## There are certain important concepts to learn!

# 1. Gradient descent:
- Gradient descent is an iterative optimization algorithm used to minimize a function f(θ) (the loss function in ML).

# 2. Types of Gradient Descent
## (a) Batch Gradient Descent

- Uses the entire dataset to calculate the slope (gradient) at each step.

- More accurate, but very slow for large datasets.
- Analogy:
 Imagine you’re blindfolded on a hill. Before making your first step, you ask everyone in the whole city what the slope direction is. Accurate advice, but it takes forever!

## (b) Stochastic Gradient Descent (SGD)

- Uses one random data point at a time to calculate the gradient.

- Very fast, but noisy (you may wobble left and right instead of smoothly going down).

- Analogy:
 - Now, instead of asking the whole city, you just ask one random passerby which way is downhill.

 - Sometimes they’re right, sometimes they’re wrong.

 - But if you keep walking, on average, you’ll still reach the bottom.

## (c) Mini-Batch Gradient Descent

- Uses a small group of data points at each step (like 32, 64, 128 samples).

- A compromise between batch and SGD: not too slow, not too noisy.

- Analogy:
  - Now you ask a small group of 10 hikers around you.

  - Not as slow as asking the whole city.

  - More reliable than asking just one random person

  # 3. Global minimum, Local minimum, Local maximum:

  ![image.png](attachment:image.png)

Here’s the visual analogy of what we just discussed:

- The blue curve is your loss function (like the shape of mountains and valleys).

- The red dot is the global minimum → deepest valley (lowest error).

- The orange dot is a local minimum → a smaller valley where you might get stuck.

- The green dot is a local maximum → a small hill.

- 👉 Gradient descent is like walking downhill on this curve until you (hopefully) reach the red dot.

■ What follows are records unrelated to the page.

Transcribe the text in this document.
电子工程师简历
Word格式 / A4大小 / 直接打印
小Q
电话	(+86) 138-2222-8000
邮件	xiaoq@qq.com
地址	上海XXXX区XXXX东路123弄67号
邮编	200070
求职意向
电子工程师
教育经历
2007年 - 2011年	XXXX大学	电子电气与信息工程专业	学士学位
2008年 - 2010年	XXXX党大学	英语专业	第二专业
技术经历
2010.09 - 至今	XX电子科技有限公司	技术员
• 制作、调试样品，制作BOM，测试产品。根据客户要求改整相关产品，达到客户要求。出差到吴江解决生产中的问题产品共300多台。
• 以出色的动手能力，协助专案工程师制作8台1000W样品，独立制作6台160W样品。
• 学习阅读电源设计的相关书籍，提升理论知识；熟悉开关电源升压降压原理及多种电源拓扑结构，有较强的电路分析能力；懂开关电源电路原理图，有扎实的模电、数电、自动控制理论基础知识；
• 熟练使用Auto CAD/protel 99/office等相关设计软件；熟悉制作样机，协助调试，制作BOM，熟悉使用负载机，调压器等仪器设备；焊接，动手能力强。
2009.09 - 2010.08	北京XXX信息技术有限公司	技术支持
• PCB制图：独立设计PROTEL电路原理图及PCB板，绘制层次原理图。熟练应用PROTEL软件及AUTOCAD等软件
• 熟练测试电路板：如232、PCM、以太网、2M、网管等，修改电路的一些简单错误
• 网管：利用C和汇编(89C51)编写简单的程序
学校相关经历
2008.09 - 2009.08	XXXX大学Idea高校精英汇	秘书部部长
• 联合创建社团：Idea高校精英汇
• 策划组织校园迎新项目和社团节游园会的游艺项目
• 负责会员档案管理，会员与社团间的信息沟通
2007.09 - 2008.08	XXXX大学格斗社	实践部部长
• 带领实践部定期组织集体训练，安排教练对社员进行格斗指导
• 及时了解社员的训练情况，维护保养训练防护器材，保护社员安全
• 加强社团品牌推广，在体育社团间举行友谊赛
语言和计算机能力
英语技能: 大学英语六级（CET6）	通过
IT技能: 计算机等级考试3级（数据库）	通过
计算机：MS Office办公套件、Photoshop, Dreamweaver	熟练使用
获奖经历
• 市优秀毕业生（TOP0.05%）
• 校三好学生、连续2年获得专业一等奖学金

# 4. Bias and Variance Trade-off:

Imagine you’re playing darts.

- The bullseye = the true function (perfect predictions).
- Your dart throws = predictions made by your ML model.

Now let’s compare two cases:

## 1. High Bias (Underfitting)

- Your darts all land far from the bullseye, but they are close to each other.
- This means your model is too simple and ignores important patterns.
- Example: Using a straight line to fit a highly curved dataset.

👉 Bias = error from incorrect assumptions (model is too simple).

## 2. High Variance (Overfitting)

- Your darts are spread all over the board (some close, some far).
- Model is too complex, learns not just patterns but also noise in training data.
- Example: A high-degree polynomial that perfectly passes through every training point.

👉 Variance = error from sensitivity to fluctuations in training data.

## 3. Ideal Case (Balanced Bias & Variance)

- Your darts land close to the bullseye and tightly grouped.
- Model generalizes well — not too simple, not too complex.

Total error in a model can be decomposed into 3 parts:
**Expected Error = Bias*Bias + Variance + Irreducible Error**

**Bias² →** Error due to overly simplistic assumptions.
High bias = underfitting.

**Variance →** Error due to too much complexity (model fits noise).
High variance = overfitting.

**Irreducible Error →** Comes from noise in the data itself (you can’t eliminate this).

## ⚖️ The Tradeoff

- If you reduce bias (make the model more complex), variance usually increases.

- If you reduce variance (simplify model), bias usually increases.

- 👉 The goal is to find the sweet spot — a model complex enough to capture patterns, but simple enough to generalize.